Clarissa Tan experiences the greatest show on earth, and laughs

Credit: BBC 
issue 03 August 2013

I watched Top Gear (BBC2, Sunday) for the first time in my life last week (the rock under which I’ve been living is pretty large, practically a boulder). I thought I’d better plug this knowledge gap before it got too embarrassing, seeing that Top Gear is the greatest show on earth, the travelling Big Top de nos jours, a daredevil combo of acrobatic stunts, mechanical wizardry and freakery.

Fakery too, apparently, as it’s emerged that in a recent episode scenes that looked spontaneous were actually staged. These involved flashes of watery chaos, upturned tables and angry diners shaking their fists as an amphibious vehicle hastily built and even more hastily driven by Jeremy Clarkson & co. blasted past a bucolic restaurant by the River Avon, spraying all and sundry. It seems that the diners were actors, and their anger at Clarkson’s ‘Hovervan’ was faux fury.

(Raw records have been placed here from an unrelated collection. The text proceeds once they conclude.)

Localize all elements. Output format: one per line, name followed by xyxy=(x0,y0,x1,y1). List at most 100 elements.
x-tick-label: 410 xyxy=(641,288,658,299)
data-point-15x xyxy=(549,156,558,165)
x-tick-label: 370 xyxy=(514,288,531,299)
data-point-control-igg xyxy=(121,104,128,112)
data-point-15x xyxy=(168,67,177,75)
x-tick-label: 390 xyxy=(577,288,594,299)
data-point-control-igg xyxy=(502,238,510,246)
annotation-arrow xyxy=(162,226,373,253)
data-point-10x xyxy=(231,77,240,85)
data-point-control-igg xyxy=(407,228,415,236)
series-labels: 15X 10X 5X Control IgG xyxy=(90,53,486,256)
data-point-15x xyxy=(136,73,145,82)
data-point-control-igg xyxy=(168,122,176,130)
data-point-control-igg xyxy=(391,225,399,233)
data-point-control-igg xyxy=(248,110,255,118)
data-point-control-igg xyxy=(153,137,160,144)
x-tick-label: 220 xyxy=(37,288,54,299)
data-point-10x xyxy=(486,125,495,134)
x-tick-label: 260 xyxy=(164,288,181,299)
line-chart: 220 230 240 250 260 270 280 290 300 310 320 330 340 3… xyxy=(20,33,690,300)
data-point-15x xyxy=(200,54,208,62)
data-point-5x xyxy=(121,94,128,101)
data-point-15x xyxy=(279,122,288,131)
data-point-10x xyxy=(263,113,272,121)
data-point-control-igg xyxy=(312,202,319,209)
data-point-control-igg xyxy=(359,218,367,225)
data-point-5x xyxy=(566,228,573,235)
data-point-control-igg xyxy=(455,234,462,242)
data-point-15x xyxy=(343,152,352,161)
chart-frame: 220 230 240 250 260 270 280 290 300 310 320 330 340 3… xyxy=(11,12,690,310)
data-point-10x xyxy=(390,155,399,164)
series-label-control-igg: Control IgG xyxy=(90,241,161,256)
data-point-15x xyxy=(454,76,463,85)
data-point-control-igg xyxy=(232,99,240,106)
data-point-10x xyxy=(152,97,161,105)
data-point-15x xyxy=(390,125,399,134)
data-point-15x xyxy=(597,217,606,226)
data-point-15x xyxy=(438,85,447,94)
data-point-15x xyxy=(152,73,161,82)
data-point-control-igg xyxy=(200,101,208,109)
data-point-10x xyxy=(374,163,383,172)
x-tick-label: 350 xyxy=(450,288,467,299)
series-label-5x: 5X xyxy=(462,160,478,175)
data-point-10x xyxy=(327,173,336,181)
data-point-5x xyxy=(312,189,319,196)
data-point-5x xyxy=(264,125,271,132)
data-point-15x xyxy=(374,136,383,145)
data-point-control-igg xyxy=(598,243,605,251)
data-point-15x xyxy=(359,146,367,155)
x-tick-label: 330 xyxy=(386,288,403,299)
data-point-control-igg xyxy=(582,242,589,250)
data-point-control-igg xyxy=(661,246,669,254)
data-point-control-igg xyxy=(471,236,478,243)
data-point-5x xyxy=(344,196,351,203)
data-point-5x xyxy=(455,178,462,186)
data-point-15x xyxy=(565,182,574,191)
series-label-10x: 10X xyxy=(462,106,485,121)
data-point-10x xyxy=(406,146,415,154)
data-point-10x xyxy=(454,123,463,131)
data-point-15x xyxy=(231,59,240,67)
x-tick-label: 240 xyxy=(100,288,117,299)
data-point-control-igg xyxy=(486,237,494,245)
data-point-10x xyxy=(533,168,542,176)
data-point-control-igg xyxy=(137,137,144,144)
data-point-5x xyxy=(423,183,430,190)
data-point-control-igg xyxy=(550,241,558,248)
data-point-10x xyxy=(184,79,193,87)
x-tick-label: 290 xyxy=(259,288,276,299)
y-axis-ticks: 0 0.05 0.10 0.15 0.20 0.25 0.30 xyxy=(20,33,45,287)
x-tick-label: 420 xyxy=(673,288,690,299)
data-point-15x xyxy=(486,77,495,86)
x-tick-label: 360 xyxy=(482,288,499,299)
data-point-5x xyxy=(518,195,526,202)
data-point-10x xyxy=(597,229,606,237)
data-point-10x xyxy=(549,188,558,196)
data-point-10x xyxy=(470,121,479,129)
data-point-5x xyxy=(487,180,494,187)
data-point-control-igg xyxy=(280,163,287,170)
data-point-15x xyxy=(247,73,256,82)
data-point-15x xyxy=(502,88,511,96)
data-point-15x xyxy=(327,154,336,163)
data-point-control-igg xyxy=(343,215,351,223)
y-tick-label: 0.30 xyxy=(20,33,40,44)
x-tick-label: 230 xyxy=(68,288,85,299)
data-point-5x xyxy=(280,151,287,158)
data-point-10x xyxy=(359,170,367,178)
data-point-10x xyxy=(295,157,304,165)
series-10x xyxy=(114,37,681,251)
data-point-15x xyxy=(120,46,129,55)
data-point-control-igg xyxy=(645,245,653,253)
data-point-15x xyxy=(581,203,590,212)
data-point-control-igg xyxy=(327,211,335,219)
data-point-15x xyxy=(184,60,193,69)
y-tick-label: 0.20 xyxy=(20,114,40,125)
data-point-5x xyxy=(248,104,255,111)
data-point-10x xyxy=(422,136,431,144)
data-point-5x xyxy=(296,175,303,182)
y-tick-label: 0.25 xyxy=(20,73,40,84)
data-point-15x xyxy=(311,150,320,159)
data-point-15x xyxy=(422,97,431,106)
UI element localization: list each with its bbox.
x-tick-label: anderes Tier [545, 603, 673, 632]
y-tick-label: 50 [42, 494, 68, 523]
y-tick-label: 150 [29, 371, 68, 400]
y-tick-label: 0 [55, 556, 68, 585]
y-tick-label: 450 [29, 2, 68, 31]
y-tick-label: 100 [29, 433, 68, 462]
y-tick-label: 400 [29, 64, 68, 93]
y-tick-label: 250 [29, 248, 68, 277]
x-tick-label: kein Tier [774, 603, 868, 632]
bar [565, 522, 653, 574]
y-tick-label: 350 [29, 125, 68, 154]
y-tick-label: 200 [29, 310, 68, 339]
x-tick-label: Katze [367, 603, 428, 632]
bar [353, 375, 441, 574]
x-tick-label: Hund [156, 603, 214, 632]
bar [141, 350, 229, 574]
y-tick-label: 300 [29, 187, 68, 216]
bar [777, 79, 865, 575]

Well, you could knock me down with a feather. Top Gear is the world’s favourite three-ring circus — what did we expect? Its job is to wow us with whizz-bang antics and tomfoolery, possibly also sleights-of-hand, all ring-mastered by Clarkson and aided by his two clowns James May and Richard Hammond. It’s clear to even an ignorant ingenue like me that large parts of it — the banter, the races, the speed laps, the celebrity interviews — are rehearsed, or at least planned, beforehand. Nobody watches Top Gear for its verisimilitude or because it brings us closer to real life. For that we have Newsnight.

I was relieved to hear those scenes of soaked bystanders were play-acted, and that no sentient beings were wilfully harmed in the making of the film. In the last episode, in which our three musketeers did an in-depth study of caravanning and compared cars for their towing capabilities, we saw Clarkson and May chucking all kinds of newly bought kit into recycling and rubbish tips, because they’d observed that that was what caravanners seemed to do.